Es muß ja nicht gleich wieder der Landesmeister-Cup wieder eingeführt werden. Aber ich finde, es reicht auch wenn zwei Mannschaften aus einem Land pro Wettbewerb starten. Wenn der Cup Winners' Cup beibehalten wird (was ja noch nicht raus ist), wären das dann je fünf für Deutschland und Spanien, sonst vier. Das ist doch genug. Daß das deutsche Liga-Mittelfeld den meisten Spitzenteams anderer Länder überlegen ist, weiß ich auch. Daran wird sich aber unter den gegebenen Voraussetzungen auch nicht viel ändern können - es sei denn man lässt anderen bessere Zugangschancen zu den Fleischtöpfen, sprich in die späteren EC-Runden, wo sie auch etwas Geld verdienen können, zumindest in der CHL. Diese Zugangschancen können sich zum Beispiel dadurch verbessern, daß nicht gleich acht deutsche Teams ins Rennen gehen. Die regulären sechs finde ich auch schon zu viel. Es sollte so sein, daß die Zugangsrate pro Land vor allem in der CHL auf zwei gedeckelt wird. Das Gruppensystem und die anschließende Setzliste tragen ja außerdem noch dazu bei, daß "Pokal-Überraschungen" so gut wie ausgeschlossen sind und "Kleinere" nicht mehr vorankommen.

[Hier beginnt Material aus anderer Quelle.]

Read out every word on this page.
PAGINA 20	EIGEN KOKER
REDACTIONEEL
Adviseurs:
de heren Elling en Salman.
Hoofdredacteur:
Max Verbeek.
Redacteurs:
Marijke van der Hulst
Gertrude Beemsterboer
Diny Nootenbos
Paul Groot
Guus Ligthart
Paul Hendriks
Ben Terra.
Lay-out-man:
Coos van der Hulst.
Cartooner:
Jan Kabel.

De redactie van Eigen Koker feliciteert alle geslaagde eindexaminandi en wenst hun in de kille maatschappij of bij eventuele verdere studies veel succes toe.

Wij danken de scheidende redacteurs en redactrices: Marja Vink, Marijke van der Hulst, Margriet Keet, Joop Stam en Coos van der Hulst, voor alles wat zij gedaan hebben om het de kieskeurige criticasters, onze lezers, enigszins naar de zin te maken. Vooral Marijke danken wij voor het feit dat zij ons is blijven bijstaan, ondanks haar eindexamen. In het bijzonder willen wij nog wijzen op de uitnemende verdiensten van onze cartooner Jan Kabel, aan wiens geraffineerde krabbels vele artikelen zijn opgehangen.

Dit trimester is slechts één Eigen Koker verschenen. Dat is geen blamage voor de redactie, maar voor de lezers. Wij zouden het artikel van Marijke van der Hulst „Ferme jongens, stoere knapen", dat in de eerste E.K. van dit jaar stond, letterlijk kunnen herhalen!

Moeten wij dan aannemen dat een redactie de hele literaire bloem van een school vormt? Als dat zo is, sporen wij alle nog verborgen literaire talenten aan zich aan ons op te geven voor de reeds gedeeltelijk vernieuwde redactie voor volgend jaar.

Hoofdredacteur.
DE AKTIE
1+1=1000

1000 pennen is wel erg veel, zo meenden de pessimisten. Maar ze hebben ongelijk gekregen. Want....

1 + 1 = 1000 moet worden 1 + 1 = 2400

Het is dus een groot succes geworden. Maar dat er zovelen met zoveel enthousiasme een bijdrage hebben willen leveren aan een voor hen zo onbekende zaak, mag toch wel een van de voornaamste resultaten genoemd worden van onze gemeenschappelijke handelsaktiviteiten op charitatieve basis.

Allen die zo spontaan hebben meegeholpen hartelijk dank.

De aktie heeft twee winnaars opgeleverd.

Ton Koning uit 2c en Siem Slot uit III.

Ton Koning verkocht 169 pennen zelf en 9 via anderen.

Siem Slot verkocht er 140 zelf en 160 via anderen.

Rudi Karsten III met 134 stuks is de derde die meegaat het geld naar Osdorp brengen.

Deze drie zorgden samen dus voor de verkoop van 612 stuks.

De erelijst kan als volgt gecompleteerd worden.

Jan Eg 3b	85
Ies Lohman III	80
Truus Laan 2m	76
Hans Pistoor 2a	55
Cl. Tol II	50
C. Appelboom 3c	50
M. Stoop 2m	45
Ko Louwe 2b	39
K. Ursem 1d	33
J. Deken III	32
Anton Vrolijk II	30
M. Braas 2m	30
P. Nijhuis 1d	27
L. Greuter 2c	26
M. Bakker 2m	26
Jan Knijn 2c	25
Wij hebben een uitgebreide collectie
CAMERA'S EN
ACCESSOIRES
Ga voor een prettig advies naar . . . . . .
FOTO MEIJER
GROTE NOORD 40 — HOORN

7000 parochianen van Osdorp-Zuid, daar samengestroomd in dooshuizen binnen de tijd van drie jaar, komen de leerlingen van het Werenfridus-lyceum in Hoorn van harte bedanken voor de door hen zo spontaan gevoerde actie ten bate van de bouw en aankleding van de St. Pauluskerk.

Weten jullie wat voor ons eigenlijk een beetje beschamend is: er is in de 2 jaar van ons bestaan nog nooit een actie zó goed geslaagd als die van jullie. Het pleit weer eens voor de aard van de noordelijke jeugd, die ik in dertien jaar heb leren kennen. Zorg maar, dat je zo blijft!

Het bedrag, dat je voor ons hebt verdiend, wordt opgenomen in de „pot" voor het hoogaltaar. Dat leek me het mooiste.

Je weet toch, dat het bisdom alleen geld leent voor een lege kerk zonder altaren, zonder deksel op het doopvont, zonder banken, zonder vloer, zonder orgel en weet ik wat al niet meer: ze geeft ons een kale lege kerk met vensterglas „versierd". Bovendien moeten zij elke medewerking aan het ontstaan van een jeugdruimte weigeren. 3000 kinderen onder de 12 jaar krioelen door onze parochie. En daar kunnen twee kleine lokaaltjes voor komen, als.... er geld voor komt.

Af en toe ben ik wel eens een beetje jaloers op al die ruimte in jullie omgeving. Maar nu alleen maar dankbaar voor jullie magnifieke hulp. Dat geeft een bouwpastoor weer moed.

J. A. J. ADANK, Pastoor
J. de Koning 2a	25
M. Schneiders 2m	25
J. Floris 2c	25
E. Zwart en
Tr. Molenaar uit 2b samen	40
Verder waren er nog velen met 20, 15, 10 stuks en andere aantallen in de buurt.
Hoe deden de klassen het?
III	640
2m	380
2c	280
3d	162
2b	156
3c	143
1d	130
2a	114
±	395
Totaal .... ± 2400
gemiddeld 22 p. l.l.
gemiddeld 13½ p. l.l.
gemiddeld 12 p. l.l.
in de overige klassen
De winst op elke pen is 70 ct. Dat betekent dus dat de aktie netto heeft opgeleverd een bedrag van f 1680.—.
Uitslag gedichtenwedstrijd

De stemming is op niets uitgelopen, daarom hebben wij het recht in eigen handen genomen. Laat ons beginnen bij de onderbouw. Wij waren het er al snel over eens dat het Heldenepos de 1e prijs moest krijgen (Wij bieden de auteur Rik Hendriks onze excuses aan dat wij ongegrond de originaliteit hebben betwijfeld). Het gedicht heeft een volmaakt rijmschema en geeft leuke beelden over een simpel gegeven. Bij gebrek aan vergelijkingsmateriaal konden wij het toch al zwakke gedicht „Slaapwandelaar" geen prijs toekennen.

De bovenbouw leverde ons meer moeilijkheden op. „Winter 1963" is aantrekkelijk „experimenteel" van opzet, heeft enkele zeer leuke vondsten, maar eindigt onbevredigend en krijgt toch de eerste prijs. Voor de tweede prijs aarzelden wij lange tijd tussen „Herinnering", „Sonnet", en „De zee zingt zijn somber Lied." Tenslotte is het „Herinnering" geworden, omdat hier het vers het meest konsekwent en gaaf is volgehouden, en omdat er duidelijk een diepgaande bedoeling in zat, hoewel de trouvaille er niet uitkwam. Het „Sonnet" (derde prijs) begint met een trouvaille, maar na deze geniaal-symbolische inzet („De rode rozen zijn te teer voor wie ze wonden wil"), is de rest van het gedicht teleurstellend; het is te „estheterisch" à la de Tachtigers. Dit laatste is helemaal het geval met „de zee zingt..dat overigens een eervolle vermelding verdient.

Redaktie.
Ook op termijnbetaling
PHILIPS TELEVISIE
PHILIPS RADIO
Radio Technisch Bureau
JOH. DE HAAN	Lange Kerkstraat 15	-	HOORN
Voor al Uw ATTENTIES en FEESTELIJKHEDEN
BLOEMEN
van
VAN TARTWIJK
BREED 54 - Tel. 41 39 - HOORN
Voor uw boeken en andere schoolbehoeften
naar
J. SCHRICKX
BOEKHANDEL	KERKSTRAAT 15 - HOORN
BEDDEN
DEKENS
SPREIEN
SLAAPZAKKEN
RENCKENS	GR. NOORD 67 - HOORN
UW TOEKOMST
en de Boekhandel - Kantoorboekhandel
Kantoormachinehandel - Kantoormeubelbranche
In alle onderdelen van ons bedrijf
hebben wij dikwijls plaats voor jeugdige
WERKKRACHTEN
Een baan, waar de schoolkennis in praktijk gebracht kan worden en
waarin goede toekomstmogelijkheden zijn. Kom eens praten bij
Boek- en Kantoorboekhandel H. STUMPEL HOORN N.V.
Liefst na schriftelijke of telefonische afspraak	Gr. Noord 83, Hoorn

So kommen wir immer mehr an ein "geschlossenes System", in dem sich an dem Punkt, wo der Wettbewerb (auch finanziell) interessant wird, immer die selben Teams einfinden werden, bzw. sind wir ja schon da - in dieser Saison sind sieben Mannschaften im CHL-Viertelfinale, die auch im letzten Jahr schon dort waren. Nur Flensburg ist statt Veszprém neu dabei. Ich finde die Situation mit vier Teams aus einem Land im Viertelfinale eines Wettbewerbs schon extrem, und wenn es dieses Jahr ein 100 oder 75% deutsches Final Four gibt, dann kann es das auch in den kommenden Jahren geben. Das fördert weder den Wettbewerb, weil die "Kleineren" so niemals aufschließen werden, noch die Attraktivität, denn irgendwann wird es - vor allem für die "Unbeteiligten" einfach langweilig. Ich hatte das Beispiel Feldhandball schon angeführt, wo man am Ende Schwierigkeiten hatte, genügend Mannschaften für eine Weltmeisterschaft (!) zu finden, weil die beiden deutschen Mannschaften sich sowieso nur gegenseitig schlagen konnten (1963 zum Beispiel hat man einen Haufen deutscher Emigranten als "Team USA" gecastet, um das Feld voll zu kriegen).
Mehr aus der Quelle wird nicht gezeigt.